Periodic convective instability has been observed in a biphasic system during the complexation reaction of alkali picrate and dicyclohexano-18-crown-6 which undergoes mass transfer from the hexane phase into the aqueous phase. The convection was visualized by means of precipitated crystals that are formed in both phases by the complexation reaction. The fluid motion was observed with an optical microscope and further analyzed with the particle image velocimetry (PIV) technique. The partition at the extraction of cesium into the organic phase was followed by means of the radioactive isotope (137)Cs. The type of the hydrodynamic instability is governed by the alkali metal expressed via its stability constants for the complex formed. More stable complexes trigger a higher precipitation, thereby favoring a Raleigh-Taylor instability. Complexes with a lower stability constant induce Marangoni cells which show a pulsating character in a cubic container. Depending on the confinement of the experiment cell the fluid motion can also follow a back-and-forth movement. Possible mechanisms for the occurring oscillations are discussed.

A + B → C reaction fronts in Hele-Shaw cells under modulated gravitational acceleration.

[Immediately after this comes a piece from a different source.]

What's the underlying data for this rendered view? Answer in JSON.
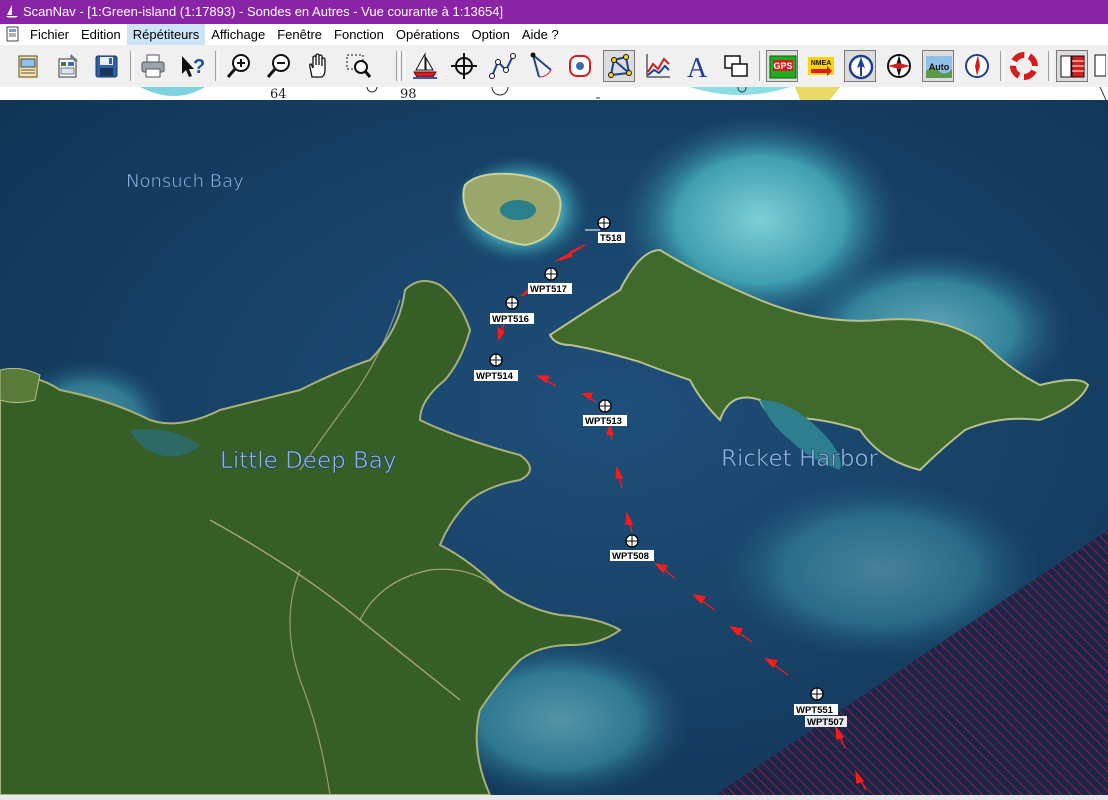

The dynamics of A + B → C reaction fronts is studied under modulated gravitational acceleration by means of a combination of parabolic flight experiments and numerical simulations. During modulated gravity the front position undergoes periodic modulation with an accelerated front propagation under hyper-gravity together with a slowing down under low gravity. The underlying reason for this is an amplification and a decay, respectively, of the buoyancy-driven double vortex associated with the front propagation under standard gravitational acceleration, as explained by reaction-diffusion-convection simulations of convection around an A + B → C front. Deeper insights into the correlation between grey-value changes in the experimental shadowgraph images and characteristic changes in the concentration profiles are obtained by a numerical simulation of the imaging process.